L’art du questionnement à l’ère de l’intelligence artificielle

techniques de questionnement

Une compétence clé pour dialoguer avec l’IA

L’art du questionnement est au cœur de l’usage des intelligences artificielles génératives comme ChatGPT.
Pour bien interagir avec une IA, il ne suffit pas d’avoir une idée : il faut savoir poser les bonnes questions. La qualité d’un prompt dépend avant tout de la formulation, de la structure et de l’intention de la question.

💡 Poser une bonne question, c’est déjà une forme d’intelligence.


Le savant, ce n’est pas celui qui répond, c’est celui qui questionne

Claude Lévi-Strauss l’avait parfaitement résumé :

« Le savant n’est pas celui qui fournit les bonnes réponses, mais celui qui pose les bonnes questions. »

Cette citation illustre toute la puissance du questionnement comme outil d’exploration, d’apprentissage et de discernement.
On distingue d’ailleurs deux grandes familles de questions : celles qui cherchent la précision et celles qui ouvrent la réflexion.


Les questions fermées : l’art de cibler les faits

Les questions fermées relèvent du raisonnement quintilien classique : qui, quoi, quand, où.
Elles permettent de cadrer, de structurer, d’obtenir une réponse factuelle. C’est le socle du journalisme d’investigation, mais aussi du prompt bien conçu, lorsque l’on cherche des informations précises.


Les questions ouvertes : l’exploration et la compréhension

À l’inverse, les questions ouvertes encouragent la réflexion et le récit.
Elles commencent souvent par comment ou pourquoi, et invitent à une réponse riche, nuancée, parfois introspective.

Le pourquoi, notamment, permet de remonter à la cause racine — c’est la logique de la méthode des 5 pourquoi, chère au lean management.


Les QCM : entre exploration et influence

Les questions à choix multiples (QCM) se situent entre ces deux registres.
Elles peuvent stimuler la réflexion, mais présentent un risque : celui d’orienter la réponse.
En proposant déjà des options, elles installent subtilement une forme d’influence, voire de manipulation.


Piloter la conversation par la question

Poser une question, ce n’est pas seulement chercher une réponse. C’est piloter la conversation.
À l’ère de l’IA, cette compétence devient essentielle : c’est elle qui permet de guider la machine vers la réponse la plus utile.

Certaines questions sont sociales, comme le simple « ça va ? », qui crée du lien.
D’autres, comme les questions relais, servent à relancer la discussion.
Les questions miroir, elles, aident à clarifier, à reformuler, à mieux comprendre l’autre.


Quand la question devient instrument de pouvoir

Mais le questionnement n’est pas toujours bienveillant.
Il peut devenir une arme d’influence :

  • Les questions par projection reflètent les croyances de celui qui interroge.
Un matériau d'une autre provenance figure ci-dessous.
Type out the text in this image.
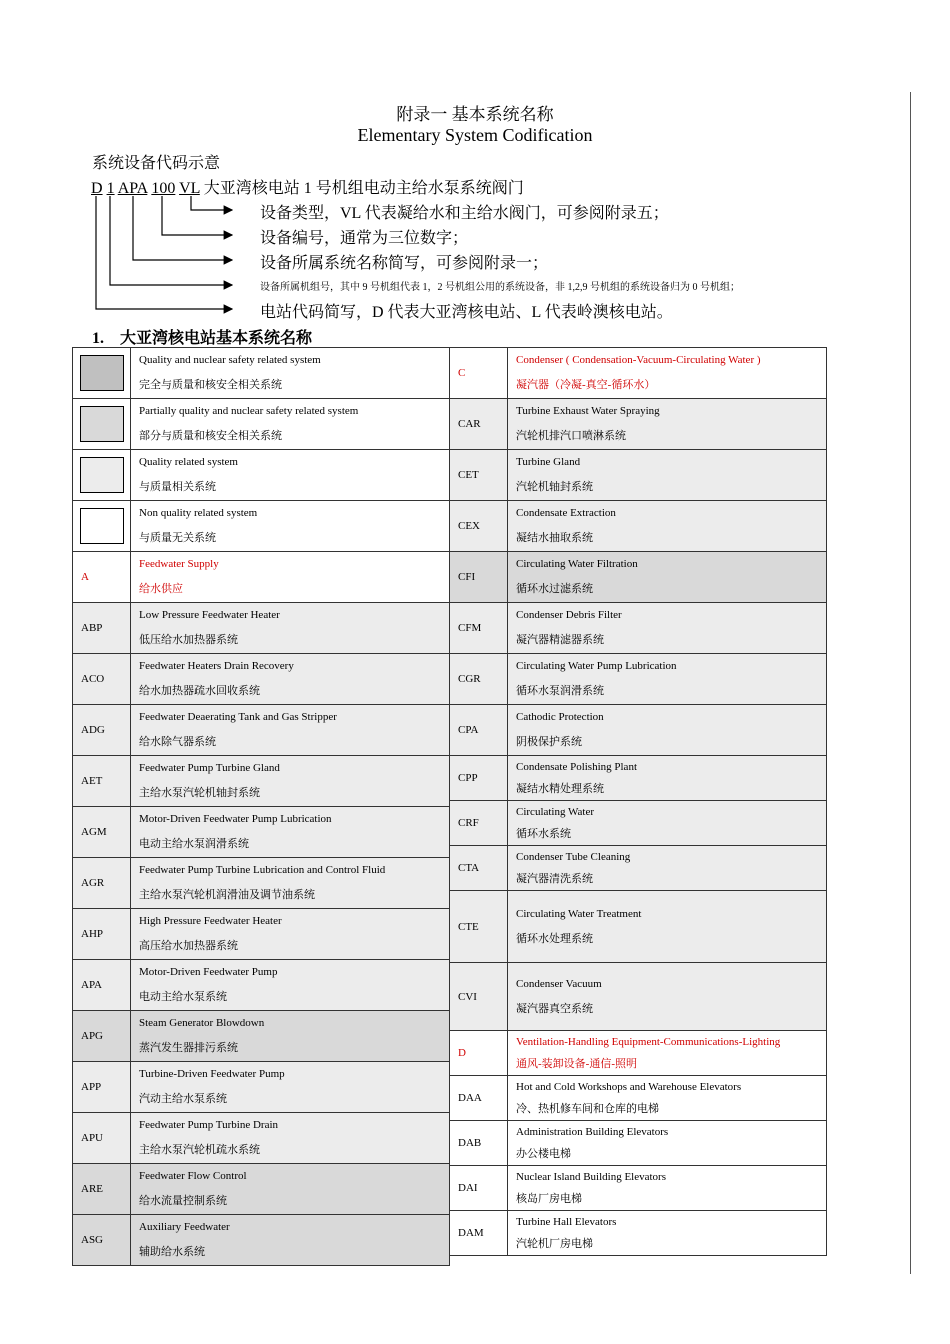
附录一 基本系统名称
Elementary System Codification
系统设备代码示意
D 1 APA 100 VL 大亚湾核电站 1 号机组电动主给水泵系统阀门
设备类型，VL 代表凝给水和主给水阀门，可参阅附录五；
设备编号，通常为三位数字；
设备所属系统名称简写，可参阅附录一；
设备所属机组号，其中 9 号机组代表 1，2 号机组公用的系统设备，非 1,2,9 号机组的系统设备归为 0 号机组；
电站代码简写，D 代表大亚湾核电站、L 代表岭澳核电站。
1. 大亚湾核电站基本系统名称

	Quality and nuclear safety related system
完全与质量和核安全相关系统

	Partially quality and nuclear safety related system
部分与质量和核安全相关系统

	Quality related system
与质量相关系统

	Non quality related system
与质量无关系统

A	Feedwater Supply
给水供应

ABP	Low Pressure Feedwater Heater
低压给水加热器系统

ACO	Feedwater Heaters Drain Recovery
给水加热器疏水回收系统

ADG	Feedwater Deaerating Tank and Gas Stripper
给水除气器系统

AET	Feedwater Pump Turbine Gland
主给水泵汽轮机轴封系统

AGM	Motor-Driven Feedwater Pump Lubrication
电动主给水泵润滑系统

AGR	Feedwater Pump Turbine Lubrication and Control Fluid
主给水泵汽轮机润滑油及调节油系统

AHP	High Pressure Feedwater Heater
高压给水加热器系统

APA	Motor-Driven Feedwater Pump
电动主给水泵系统

APG	Steam Generator Blowdown
蒸汽发生器排污系统

APP	Turbine-Driven Feedwater Pump
汽动主给水泵系统

APU	Feedwater Pump Turbine Drain
主给水泵汽轮机疏水系统

ARE	Feedwater Flow Control
给水流量控制系统

ASG	Auxiliary Feedwater
辅助给水系统
C	Condenser ( Condensation-Vacuum-Circulating Water )
凝汽器（冷凝-真空-循环水）

CAR	Turbine Exhaust Water Spraying
汽轮机排汽口喷淋系统

CET	Turbine Gland
汽轮机轴封系统

CEX	Condensate Extraction
凝结水抽取系统

CFI	Circulating Water Filtration
循环水过滤系统

CFM	Condenser Debris Filter
凝汽器精滤器系统

CGR	Circulating Water Pump Lubrication
循环水泵润滑系统

CPA	Cathodic Protection
阴极保护系统

CPP	Condensate Polishing Plant
凝结水精处理系统

CRF	Circulating Water
循环水系统

CTA	Condenser Tube Cleaning
凝汽器清洗系统

CTE	Circulating Water Treatment
循环水处理系统

CVI	Condenser Vacuum
凝汽器真空系统

D	Ventilation-Handling Equipment-Communications-Lighting
通风-装卸设备-通信-照明

DAA	Hot and Cold Workshops and Warehouse Elevators
冷、热机修车间和仓库的电梯

DAB	Administration Building Elevators
办公楼电梯

DAI	Nuclear Island Building Elevators
核岛厂房电梯

DAM	Turbine Hall Elevators
汽轮机厂房电梯
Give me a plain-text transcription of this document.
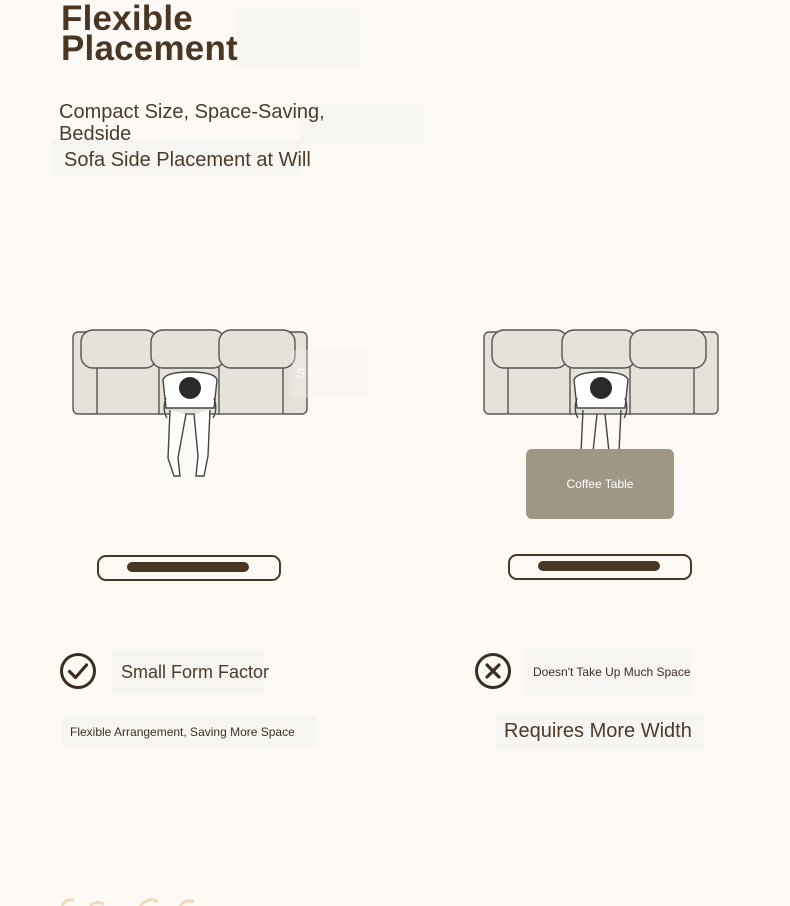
Flexible
Placement
Compact Size, Space-Saving,
Bedside
Sofa Side Placement at Will
S
Coffee Table
Small Form Factor
Flexible Arrangement, Saving More Space
Doesn't Take Up Much Space
Requires More Width
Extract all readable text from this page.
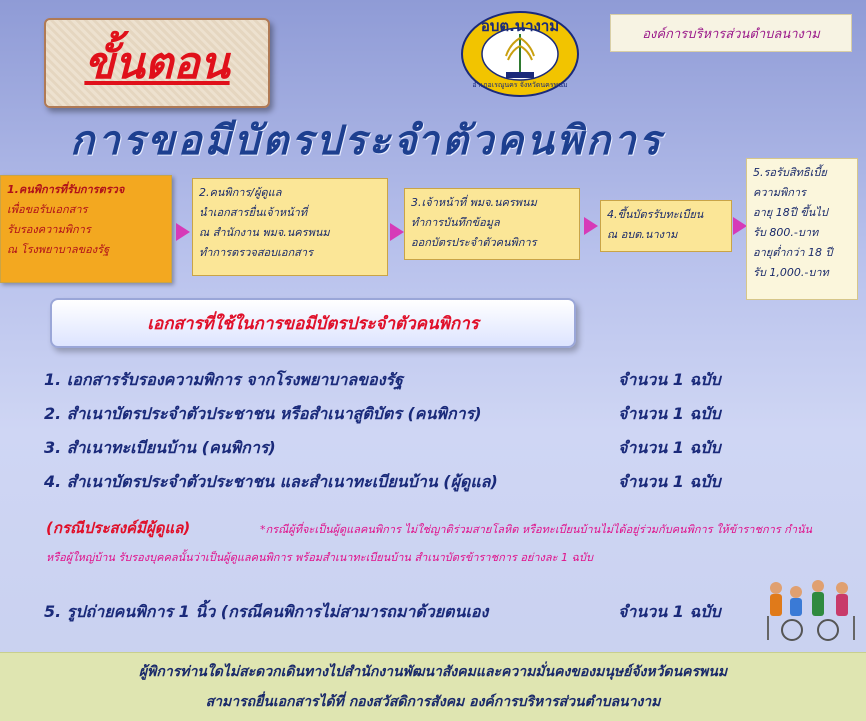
ขั้นตอน
อบต.นางาม
อำเภอเรณูนคร จังหวัดนครพนม
องค์การบริหารส่วนตำบลนางาม
การขอมีบัตรประจำตัวคนพิการ
1.คนพิการที่รับการตรวจ
เพื่อขอรับเอกสาร
รับรองความพิการ
ณ โรงพยาบาลของรัฐ
2.คนพิการ/ผู้ดูแล
นำเอกสารยื่นเจ้าหน้าที่
ณ สำนักงาน พมจ.นครพนม
ทำการตรวจสอบเอกสาร
3.เจ้าหน้าที่ พมจ.นครพนม
ทำการบันทึกข้อมูล
ออกบัตรประจำตัวคนพิการ
4.ขึ้นบัตรรับทะเบียน
ณ อบต.นางาม
5.รอรับสิทธิเบี้ย
ความพิการ
อายุ 18ปี ขึ้นไป
รับ 800.-บาท
อายุต่ำกว่า 18 ปี
รับ 1,000.-บาท
เอกสารที่ใช้ในการขอมีบัตรประจำตัวคนพิการ
1. เอกสารรับรองความพิการ จากโรงพยาบาลของรัฐ	จำนวน 1 ฉบับ
2. สำเนาบัตรประจำตัวประชาชน หรือสำเนาสูติบัตร (คนพิการ)	จำนวน 1 ฉบับ
3. สำเนาทะเบียนบ้าน (คนพิการ)	จำนวน 1 ฉบับ
4. สำเนาบัตรประจำตัวประชาชน และสำเนาทะเบียนบ้าน (ผู้ดูแล)	จำนวน 1 ฉบับ
*กรณีผู้ที่จะเป็นผู้ดูแลคนพิการ ไม่ใช่ญาติร่วมสายโลหิต หรือทะเบียนบ้านไม่ได้อยู่ร่วมกับคนพิการ ให้ข้าราชการ กำนัน หรือผู้ใหญ่บ้าน รับรองบุคคลนั้นว่าเป็นผู้ดูแลคนพิการ พร้อมสำเนาทะเบียนบ้าน สำเนาบัตรข้าราชการ อย่างละ 1 ฉบับ
(กรณีประสงค์มีผู้ดูแล)
5. รูปถ่ายคนพิการ 1 นิ้ว (กรณีคนพิการไม่สามารถมาด้วยตนเอง	จำนวน 1 ฉบับ
ผู้พิการท่านใดไม่สะดวกเดินทางไปสำนักงานพัฒนาสังคมและความมั่นคงของมนุษย์จังหวัดนครพนม
สามารถยื่นเอกสารได้ที่ กองสวัสดิการสังคม องค์การบริหารส่วนตำบลนางาม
  • Les questions déguisées — comme « ne pensez-vous pas que… ? » — contiennent déjà une part de réponse.

  • Les questions offensives ou compromettantes cherchent à déstabiliser.

⚠️ Le questionnement peut alors devenir déloyal, manipulatoire, voire coercitif.


Les questions candides : un levier d’ouverture et de maturité

À l’inverse, adopter une posture candide et curieuse favorise la compréhension du monde.
Se poser les bonnes questions devient un signe de maturité intellectuelle.
C’est aussi un outil d’esprit critique : plutôt que de juger, on interroge pour progresser.

Ce type de questionnement traduit une forme de résilience et d’intelligence émotionnelle.


Le questionnement positif en management et avec l’IA

Dans les approches agiles ou coopératives, le questionnement sert à comprendre et piloter, non à contrôler.
Le manager moderne n’impose pas de réponses : il crée des espaces de réflexion collective.
Cette posture s’applique aussi au dialogue avec l’intelligence artificielle : un bon prompt est avant tout une bonne question.


Vers une culture du questionnement permanent

Il est sain de se demander régulièrement pourquoi on fait les choses.
Certains, comme l’entraîneur Marcelo Bielsa, ont fait de cette habitude un véritable art du questionnement permanent.

Ne jamais cesser de se poser des questions, sur soi, sur les autres, sur le monde : voilà sans doute l’un des marqueurs les plus puissants de l’intelligence humaine.


📚 Référence
Claude Lévi-Strauss – Le savant n’est pas celui qui fournit les bonnes réponses, mais celui qui pose les bonnes questions.